Mark H Durkan on the stark choice our pensioners have to heat or eat

Mon, 07/11/2011 - 16:50 -- Editor

Aiding the most vulnerable in society has always been a priority for the SDLP and we are committed to continuing to prioritise those most in need in our next chapter. The importance of tackling fuel poverty as matter of urgency centres on the blunt fact that almost 1,000 deaths occurred last winter primarily due to freezing temperatures.

The North of Ireland is comparably worse off than any part of the UK and the Republic of Ireland. Some 44% of households in the North are living in fuel poverty and 13% are living in extreme fuel poverty. This is completely unacceptable and inhumane. We are compelled to protect not only the 13% that the department has highlighted as our greatest concern, but to take action to lift all peoples out of poverty.

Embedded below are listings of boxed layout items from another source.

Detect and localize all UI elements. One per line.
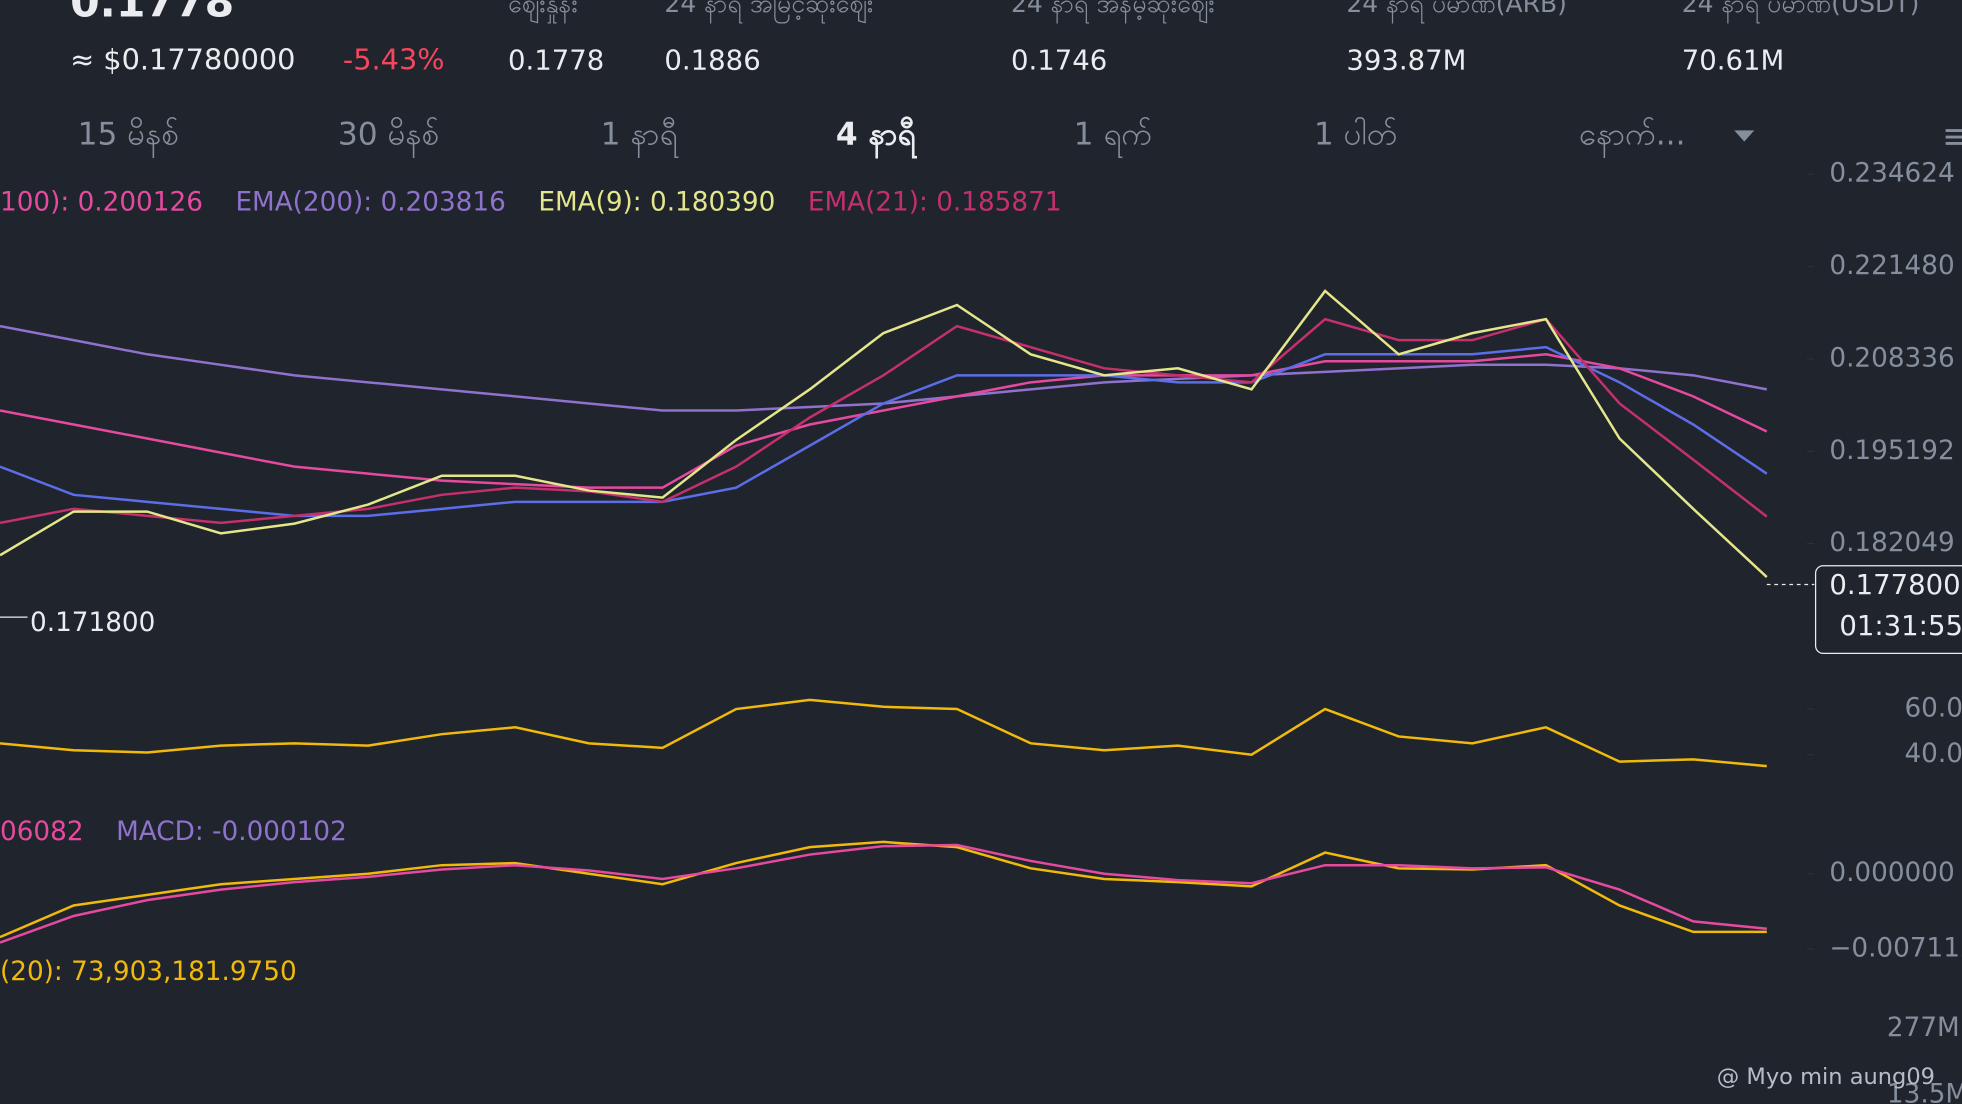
interval-tab[interactable]: 1 ရက်: [1074, 116, 1152, 158]
stat-label: 24 နာရီ ပမာဏ(ARB): [1346, 0, 1567, 23]
current-price: 0.177800: [1829, 569, 1960, 601]
settings-icon[interactable]: ≡: [1942, 116, 1962, 157]
y-tick-label: 0.208336: [1829, 343, 1954, 373]
y-tick-label: 0.000000: [1829, 858, 1954, 888]
stat-label: 24 နာရီ အနိမ့်ဆုံးဈေး: [1011, 0, 1215, 23]
dropdown-arrow[interactable]: [1734, 130, 1755, 142]
macd-legend: 06082: [0, 817, 84, 847]
indicator-line: [0, 289, 1768, 578]
stat-value: 70.61M: [1682, 45, 1785, 77]
interval-tab[interactable]: နောက်...: [1579, 116, 1685, 158]
y-tick-label: 60.0: [1904, 694, 1962, 724]
stat-label: ဈေးနှုန်း: [508, 0, 578, 23]
legend-item: EMA(9): 0.180390: [538, 187, 775, 217]
indicator-line: [0, 698, 1767, 768]
stat-label: 24 နာရီ ပမာဏ(USDT): [1682, 0, 1920, 23]
stat-value: 0.1778: [508, 45, 604, 77]
y-tick-label: 0.234624: [1829, 159, 1954, 189]
interval-tab[interactable]: 1 ပါတ်: [1314, 116, 1398, 152]
legend-item: 100): 0.200126: [0, 187, 203, 217]
legend-item: EMA(200): 0.203816: [235, 187, 505, 217]
change: -5.43%: [343, 43, 445, 77]
watermark: @ Myo min aung09: [1717, 1064, 1935, 1090]
countdown: 01:31:55: [1839, 610, 1962, 642]
indicator-line: [0, 843, 1767, 944]
volume-legend: (20): 73,903,181.9750: [0, 957, 297, 987]
legend-item: EMA(21): 0.185871: [808, 187, 1062, 217]
current-box: [1814, 565, 1962, 654]
low-label: 0.171800: [30, 608, 155, 638]
volume-top: 277M: [1887, 1013, 1960, 1043]
stat-label: 24 နာရီ အမြင့်ဆုံးဈေး: [664, 0, 873, 23]
interval-tab[interactable]: 1 နာရီ: [601, 116, 679, 158]
price: 0.1778: [70, 0, 234, 28]
interval-tab[interactable]: 30 မိနစ်: [338, 116, 439, 158]
stat-value: 0.1746: [1011, 45, 1107, 77]
y-tick-label: 0.182049: [1829, 528, 1954, 558]
macd-legend: MACD: -0.000102: [116, 817, 347, 847]
indicator-line: [0, 353, 1768, 489]
stat-value: 0.1886: [664, 45, 760, 77]
usd-price: ≈ $0.17780000: [70, 43, 295, 77]
indicator-line: [0, 317, 1768, 525]
y-tick-label: −0.007112: [1829, 933, 1962, 963]
interval-tab[interactable]: 15 မိနစ်: [78, 116, 179, 158]
interval-tab[interactable]: 4 နာရီ: [836, 116, 918, 159]
y-tick-label: 0.221480: [1829, 251, 1954, 281]
stat-value: 393.87M: [1346, 45, 1466, 77]
volume-bottom: 13.5M: [1887, 1080, 1962, 1104]
y-tick-label: 0.195192: [1829, 436, 1954, 466]
y-tick-label: 40.0: [1904, 739, 1962, 769]
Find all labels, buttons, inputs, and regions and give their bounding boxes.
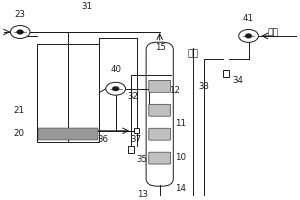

Currently pensioners are faced with the decision to choose whether to heat or eat. This is simply unacceptable in this current age in a developed society. The social protection fund was envisaged as a tool with which to protect our most vulnerable citizens from the most severe of cuts from Westminster, however it in itself has been sufficiently cut in our budget as to render it virtually negligible.

More money must be allocated to the provision of energy efficiency measures and projects such as the warm homes and boiler replacement schemes must be properly resourced and properly rolled out. We must protect the vulnerable and human need must prevail.

Our greatest problem in the North is the soaring prices of fuel, thus it is vital that we strive to get these prices down. 70% of home use oil heating here which has risen by 69% in the past two years. It has been concluded already by the previous Utility Regulator Douglas Mclldoon that energy prices are higher because 'policy is confused and contradictory'. We therefore call on the Minister for Social Development to address these contradictions.

Furthermore, it is not ideal or even satisfactory that winter fuel payments are made only to the elderly. One can think of other vulnerable groups across many constituencies, such as families with young children and people with serious health problems. As a member of the Health, Social Services and Public Safety Committee, I know that the extension of winter fuel payments will help alleviate the huge burden on the health service. This is exacerbated by very cold temperatures. John Hills Director of the Centre for Analysis of Social Exclusion at the London School of Economics last month carried out an Interim report of fuel poverty. Hills concluded that living in a cold home has a series of effects on illness and mental health. Shockingly he announced that more people die per year as a result of living in a cold home than those whom are killed in road traffic accidents. The key point being, deaths by cold conditions are 100% preventable. We have a moral obligation to do our utmost to drive down fuel prices. We are obliged to continue to support the continuation of winter fuel payments and to work with the department of social development to develop a long term plan to retrofit homes.

We in the SDLP will continue working towards alleviating fuel poverty and protect our most vulnerable. The most cost-effective and sustainable way to tackle fuel poverty is to introduce energy efficiency measures. This is a long term goal. However in the meantime, we are duty-bound to act. I will endeavour to press the Minister in making our vision a reality and as a party we must appeal to Westminster to act to ease the suffering of so many, as a matter of urgency.